The marine consulted me as to what he ought to do; I recommended him to proceed to Jamaica immediately by way of Batabano, and to visit the relation, who had been written to, as he might be of service to him, and accordingly he made his little preparations for departure.
My packet contained long letters from my Liverpool friends, that had been forwarded to the care of our Kingston correspondent; but, to my surprise, none from my uncle, Mr Frenche, mentioned at the outset as being settled in Jamaica.
In the mean time, I continued rapidly to improve, and three days after this I found myself well enough to go on board the Midge, and visit my friends there. It was the day on which Lennox was to leave her; and as the men's dinner-time approached, I saw one of the boat sails rigged as an awning forward, and certain demonstrations making, and a degree of bustle in the galley that prognosticated, as Listado would have said, a treat to his messmates. However, Lanyard and I returned on shore, after the former had given Drainings, the cook, and old Dogvane the quartermaster, leave for that afternoon to go on shore with the marine.
About sunset the same evening, as I was returning from an airing into the country in Mr Duquesné's volante, who should I overtake but the trio above alluded to, two of them in a very comfortable situation as it appeared. First came Dogvane and Lennox, with little Pablo Carnero, the Spanish ham merchant and pig butcher before mentioned, who was a crony of the marine, between them, all very respectably drunk, and old Drainings bringing up the rear, not many degrees better.
The quartermaster was in his usual dress, but the little Spanish dealer in pork hams was figged out in nankeen tights, and a flowing bright-coloured gingham coat, that fluttered in the wind behind him, and around him, as if it would have borne up his tiny corpus into the air, like a bat or a Brobdingnag butterfly; or possibly a flying-squirrel would be the better simile, as he reeled to and fro under the tyranny of the rosy god, making drunken rushes from Lennox to Dogvane, and back again; tackling to them alternately, like the nondescript spoken of in his leaps from tree to tree.
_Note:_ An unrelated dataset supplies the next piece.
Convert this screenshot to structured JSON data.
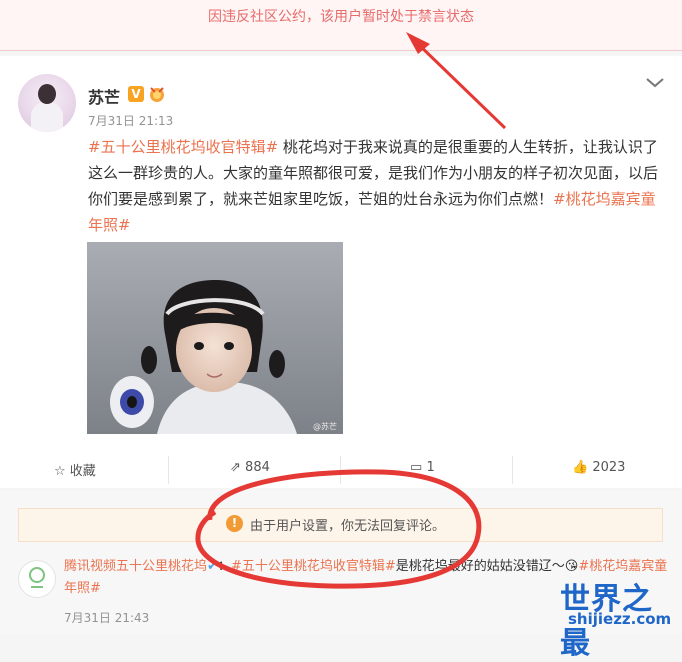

As for our friend the corporal, he had changed the complexion of his outward man in a most unexampled manner;—where he had got the clothes furbished up for the nonce, heaven knows, unless, indeed, which is not unlikely, they had all along formed part of his kit on board; but there he was, dressed in a respectable suit of black broad cloth, a decent black beaver, and a white neckcloth; his chin well shaven, and in the grave expression of his countenance, I had no difficulty in discerning that idiotically serious kind of look that a man puts on who is conscious of having drunk a little more than he should have done, but who struggles to conceal it.
Dogvane, in the ramble, had killed a black snake about three feet long, which, by the writhing of its tail, still showed signs of life, and this he kept swinging backwards and forwards in one of his hands, occasionally giving the little butcher a lash with it, who answered the blow by shouts of laughter; while a small green paroquet, that he had bought, was perched on one of his broad shoulders, fastened by a string, or lanyard, round its leg to the black ribbon he wore about his hat.
The wrangle and laughter amongst them, when I overtook them, seemed to be in consequence of the little Spaniard insisting on skinning the eel, as he called it, which Dogvarie resisted, on the ground that he intended to have it preserved in spirits and sent to his wife. The idea of a snake of so common a description being a curiosity at all, seemed to entertain little Carnero astonishingly, but when the quartermaster propounded through Lennox (whose Spanish was a melange of schoolboy Latin, broad Scotch, and signs, with a stray word of the language he attempted scattered here and there, like plums in a boarding-school pudding), that he was going to send the reptile to his wife, he lost control of himself altogether, and laughed until he rolled over and over, gingham coat and all, in the dusty road.
"Culebra a su muger!—valga me dios—tabernaculo del diablo mismo a su querida!—ha ha, ha" (hiccup), "mandale papagayo, hombre—o piña conservada, o algo de dulce—algo para comer—pero serpiente!—culebra!—ha—ha—ha!"—(A snake to your wife!—heaven defend me—the tabernacle of the old one himself to your sweetheart!—send her the parrot, man—or a preserved pine-apple or some sweetmeats—something to eat—but a serpent!—a vile snake—ha—ha—ha!)
Lennox now made me out, and somewhat ashamed of the condition of his Spanish ally, he made several attempts to get him on his legs, but Dogvane, who seemed offended at little Pablo's fun, stood over him grimly with his arms folded, about which the reptile was twining, and apparently resolute in his determination not to give him any aid or assistance whatever.
"Surge, carnifex—get up, man—surge, you drunken beast," quoth Lennox, and then he dragged at the little man by the arms and coat skirts, until he got him out of the path so as to allow me to drive on.